Hillary Stumps for Rural Broadband… or Votes

Paul Kapustka | Tuesday, April 3, 2007 | 10:30 AM PT | 9 comments

As part of her plan to “Restore the Promise of Rural America,” Sen. Hillary Clinton is proposing a new fund and strategy for rural broadband deployment. While we admire the Senator from New York’s savvy for noticing how improved Internet infrastructures can help economies, we can’t help but wonder if last week’s announcement is designed more to grab Iowa voter attention than to realistically spur federally supported carriage of bits.

On the surface, Clinton’s Rural Broadband Initiatives Act is not a bad idea — given that the big service providers are doing all they can to escape build-out clauses for their future networks, rural America needs all the broadband help it can get.

But the political reality is that such broadband subsidies are more likely to be part of a planned reform of the Universal Service Fund, a huge bear of a political tangle whose knots are just now starting to get pulled apart.

Such legislation is likely to first emerge in the Commerce committees of both the House and the Senate, but D.C. insiders see little chance for serious action on telelcom matters anytime soon, due in part to the unsure power balance and more-pressing legislative issues like the war in Iraq.

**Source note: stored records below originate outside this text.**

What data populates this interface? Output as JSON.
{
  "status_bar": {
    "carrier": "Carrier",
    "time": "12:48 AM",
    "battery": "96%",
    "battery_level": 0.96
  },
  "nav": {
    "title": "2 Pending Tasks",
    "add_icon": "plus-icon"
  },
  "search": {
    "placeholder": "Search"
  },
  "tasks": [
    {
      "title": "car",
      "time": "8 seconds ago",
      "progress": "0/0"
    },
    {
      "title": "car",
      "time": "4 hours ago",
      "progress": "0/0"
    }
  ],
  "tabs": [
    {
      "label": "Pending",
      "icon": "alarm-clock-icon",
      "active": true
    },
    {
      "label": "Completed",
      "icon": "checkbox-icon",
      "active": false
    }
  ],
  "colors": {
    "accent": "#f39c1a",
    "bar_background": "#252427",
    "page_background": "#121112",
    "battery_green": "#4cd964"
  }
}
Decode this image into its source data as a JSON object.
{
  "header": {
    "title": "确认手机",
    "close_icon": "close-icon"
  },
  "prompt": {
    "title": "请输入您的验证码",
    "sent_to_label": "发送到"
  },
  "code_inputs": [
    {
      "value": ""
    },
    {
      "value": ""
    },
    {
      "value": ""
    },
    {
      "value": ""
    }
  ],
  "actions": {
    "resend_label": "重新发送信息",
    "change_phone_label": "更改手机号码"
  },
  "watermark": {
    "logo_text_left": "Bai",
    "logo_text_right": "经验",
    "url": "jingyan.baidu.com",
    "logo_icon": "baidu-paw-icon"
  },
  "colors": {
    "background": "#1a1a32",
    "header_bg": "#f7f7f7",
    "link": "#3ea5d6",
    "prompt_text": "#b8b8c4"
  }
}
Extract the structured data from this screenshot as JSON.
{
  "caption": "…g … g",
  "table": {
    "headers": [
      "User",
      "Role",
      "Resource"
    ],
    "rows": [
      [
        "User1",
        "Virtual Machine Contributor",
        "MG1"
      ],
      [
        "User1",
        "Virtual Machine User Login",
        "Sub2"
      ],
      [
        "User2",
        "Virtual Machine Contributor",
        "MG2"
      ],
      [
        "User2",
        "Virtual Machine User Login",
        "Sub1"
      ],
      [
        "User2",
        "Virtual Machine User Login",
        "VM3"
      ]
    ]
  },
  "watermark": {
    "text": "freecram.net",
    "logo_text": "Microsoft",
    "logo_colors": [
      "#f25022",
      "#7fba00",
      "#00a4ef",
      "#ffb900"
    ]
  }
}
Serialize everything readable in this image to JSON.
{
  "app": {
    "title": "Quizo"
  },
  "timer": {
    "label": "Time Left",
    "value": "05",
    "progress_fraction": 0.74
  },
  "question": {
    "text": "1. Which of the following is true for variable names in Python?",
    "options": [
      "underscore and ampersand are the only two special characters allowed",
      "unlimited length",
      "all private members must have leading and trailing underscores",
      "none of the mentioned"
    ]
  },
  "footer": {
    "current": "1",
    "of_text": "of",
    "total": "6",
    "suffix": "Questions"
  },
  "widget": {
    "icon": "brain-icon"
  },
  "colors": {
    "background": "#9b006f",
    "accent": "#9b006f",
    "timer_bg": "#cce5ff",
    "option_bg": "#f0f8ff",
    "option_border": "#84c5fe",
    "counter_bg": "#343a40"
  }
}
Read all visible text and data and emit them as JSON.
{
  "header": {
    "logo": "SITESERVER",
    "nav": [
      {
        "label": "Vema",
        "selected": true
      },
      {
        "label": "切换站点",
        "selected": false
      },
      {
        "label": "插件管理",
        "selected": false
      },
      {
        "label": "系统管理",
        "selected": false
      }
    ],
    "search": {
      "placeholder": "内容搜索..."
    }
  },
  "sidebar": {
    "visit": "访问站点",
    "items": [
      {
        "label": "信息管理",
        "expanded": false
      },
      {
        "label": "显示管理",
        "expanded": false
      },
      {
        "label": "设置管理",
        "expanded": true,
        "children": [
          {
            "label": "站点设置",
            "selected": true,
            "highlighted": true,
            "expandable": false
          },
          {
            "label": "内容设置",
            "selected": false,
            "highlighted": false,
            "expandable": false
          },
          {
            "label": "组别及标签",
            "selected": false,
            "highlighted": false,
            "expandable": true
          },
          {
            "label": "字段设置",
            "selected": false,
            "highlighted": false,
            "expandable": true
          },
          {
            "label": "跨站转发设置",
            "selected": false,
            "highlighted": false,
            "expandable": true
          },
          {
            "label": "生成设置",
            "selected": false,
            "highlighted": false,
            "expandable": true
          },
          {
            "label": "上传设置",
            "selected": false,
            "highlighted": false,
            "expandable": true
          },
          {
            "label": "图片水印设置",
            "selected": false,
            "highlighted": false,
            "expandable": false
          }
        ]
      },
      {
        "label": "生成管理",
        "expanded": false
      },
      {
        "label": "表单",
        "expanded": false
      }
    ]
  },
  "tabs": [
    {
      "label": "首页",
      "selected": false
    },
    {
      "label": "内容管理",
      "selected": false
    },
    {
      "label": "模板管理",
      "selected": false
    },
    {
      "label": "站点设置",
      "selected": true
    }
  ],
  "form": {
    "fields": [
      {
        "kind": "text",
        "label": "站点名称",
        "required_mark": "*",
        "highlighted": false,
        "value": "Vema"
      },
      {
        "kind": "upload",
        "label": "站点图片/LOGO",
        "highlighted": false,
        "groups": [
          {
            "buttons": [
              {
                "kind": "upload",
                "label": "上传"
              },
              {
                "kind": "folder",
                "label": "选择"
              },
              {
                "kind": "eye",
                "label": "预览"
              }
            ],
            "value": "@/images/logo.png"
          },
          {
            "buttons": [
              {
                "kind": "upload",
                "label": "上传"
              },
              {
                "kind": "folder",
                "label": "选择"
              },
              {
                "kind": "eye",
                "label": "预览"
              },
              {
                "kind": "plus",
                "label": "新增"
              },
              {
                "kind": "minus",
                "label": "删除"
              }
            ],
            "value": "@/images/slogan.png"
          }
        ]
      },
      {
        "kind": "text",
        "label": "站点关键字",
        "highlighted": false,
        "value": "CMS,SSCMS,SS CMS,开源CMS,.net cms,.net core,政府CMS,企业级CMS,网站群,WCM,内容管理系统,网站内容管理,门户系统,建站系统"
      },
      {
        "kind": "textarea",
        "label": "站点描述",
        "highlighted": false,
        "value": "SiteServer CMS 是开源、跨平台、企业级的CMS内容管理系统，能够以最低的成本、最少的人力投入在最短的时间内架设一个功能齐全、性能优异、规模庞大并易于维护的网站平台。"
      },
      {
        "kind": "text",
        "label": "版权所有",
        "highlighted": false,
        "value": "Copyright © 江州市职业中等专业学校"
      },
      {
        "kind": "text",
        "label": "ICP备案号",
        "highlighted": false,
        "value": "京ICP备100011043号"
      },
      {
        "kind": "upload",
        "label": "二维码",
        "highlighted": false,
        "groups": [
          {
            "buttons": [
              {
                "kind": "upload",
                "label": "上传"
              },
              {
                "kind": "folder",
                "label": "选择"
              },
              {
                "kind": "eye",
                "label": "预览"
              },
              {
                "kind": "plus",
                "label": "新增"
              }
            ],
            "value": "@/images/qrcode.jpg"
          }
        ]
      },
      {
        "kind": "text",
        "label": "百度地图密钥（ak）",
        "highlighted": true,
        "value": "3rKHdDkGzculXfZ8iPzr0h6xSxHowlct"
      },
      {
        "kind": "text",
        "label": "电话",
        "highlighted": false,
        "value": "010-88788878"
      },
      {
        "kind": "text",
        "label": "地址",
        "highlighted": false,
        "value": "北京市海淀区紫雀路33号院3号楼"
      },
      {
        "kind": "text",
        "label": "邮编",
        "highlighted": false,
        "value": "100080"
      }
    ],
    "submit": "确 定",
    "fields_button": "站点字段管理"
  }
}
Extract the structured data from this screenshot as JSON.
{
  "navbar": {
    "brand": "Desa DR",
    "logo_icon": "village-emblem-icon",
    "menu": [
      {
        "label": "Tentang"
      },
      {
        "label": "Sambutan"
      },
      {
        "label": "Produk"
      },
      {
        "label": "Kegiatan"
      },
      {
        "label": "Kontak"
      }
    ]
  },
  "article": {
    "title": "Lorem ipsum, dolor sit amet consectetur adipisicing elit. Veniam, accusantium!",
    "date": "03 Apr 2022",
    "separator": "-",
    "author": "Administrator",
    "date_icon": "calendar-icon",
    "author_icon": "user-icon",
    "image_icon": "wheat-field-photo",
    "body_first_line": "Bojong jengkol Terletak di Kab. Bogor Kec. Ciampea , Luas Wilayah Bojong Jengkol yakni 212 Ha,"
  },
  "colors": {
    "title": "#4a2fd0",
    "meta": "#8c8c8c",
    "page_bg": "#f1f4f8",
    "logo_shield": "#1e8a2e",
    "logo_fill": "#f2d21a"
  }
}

So — good for Hillary to make broadband a part of the stump speech. But her plan will probably do a better job of cheering Iowa voters than putting any fiber in the ground.

1 trackback so far

April 7th, 2007
10:11 AM PT

[...] another broadband blogger, posted his comments on the announcement and seems to think that this is great for Iowa voters, but mostly a bill without teeth. The [...]

8 comments so far

April 3rd, 2007
11:02 AM PT
Mark said:

Hmm. It’s too bad she doesn’t have action to back that one up. NYS is a wealth of opportunities to help out rural folk with broadband. My parents and a friend in Northern New York have no options; they watch TV on satellite and don’t have cable passing by their house.

April 3rd, 2007
11:33 AM PT

Do you think she knows what she’s talking about? Here’s a profile of one of the leaders in rural telecom: Citizen Communication, and here’s an interview with their CEO, Maggie Wilderotter. At least, Hillary and Maggie should have a woman to woman chat!

April 3rd, 2007
11:51 AM PT
Tim said:

Since when should this be the role of proper government?

April 3rd, 2007
12:44 PM PT
Paul Kapustka said:

Tim, the US gubmint has a long history of providing funds for “universal service” — which historically has meant that every town, no matter how rural, should have basic phone service. There is a push from several sectors now (esp rural senators) to make basic broadband the new “universal service,” and to keep or even expand the tax now paid on most communications services to do so.

April 3rd, 2007
4:08 PM PT
Jesse Kopelman said:

The people who question government’s role in getting services out to the people need to study their history. Not only was government action needed to get telephony out to everyone, it was even needed for electricity. There were plenty of rural areas with no electricity well into the 1930s!

April 4th, 2007
10:06 AM PT
GLC said:

If it’s as successful as her universal health care then rural folks should get used to 56k dial-up access. This is best left to the state and local level, where they can have more control over what gets built out and who gets to participate. The big telco’s will no douby line the pockets of the politico’s and suck up all those federal dollars while the boonie folk get empty promises. If Vermont pulls off their e-state initiative, then all the other states should follow their lead.

April 4th, 2007
12:09 PM PT
Laura Unger said:

I think it is really important that access to HIGH SPEED, affordable broadband is an issue in this election. It says in her press statement that her plan has the support of the Communications Workers of America. The CWA has a website (link) which lays out a whole range of proposals for increasing access. This is absolutely something the government should be involved in as the lack of access will mean exclusion from so much information and so many services. It looks like on this one Hillary is getting advice from people who really know the industry.

April 5th, 2007
9:01 PM PT
Jesse Kopelman said:

GLC, you don’t think big telco/cableco know how to work state and local government as well as federal? I guess you’re forgetting how back in 2005 a bunch of states were falling all over themselves trying to pass anti-municipal broadband legislation that would make it almost impossible for anyone other than big cable/telco to provide broadband in their state. Historically, this kind of project is better handled at the federal level.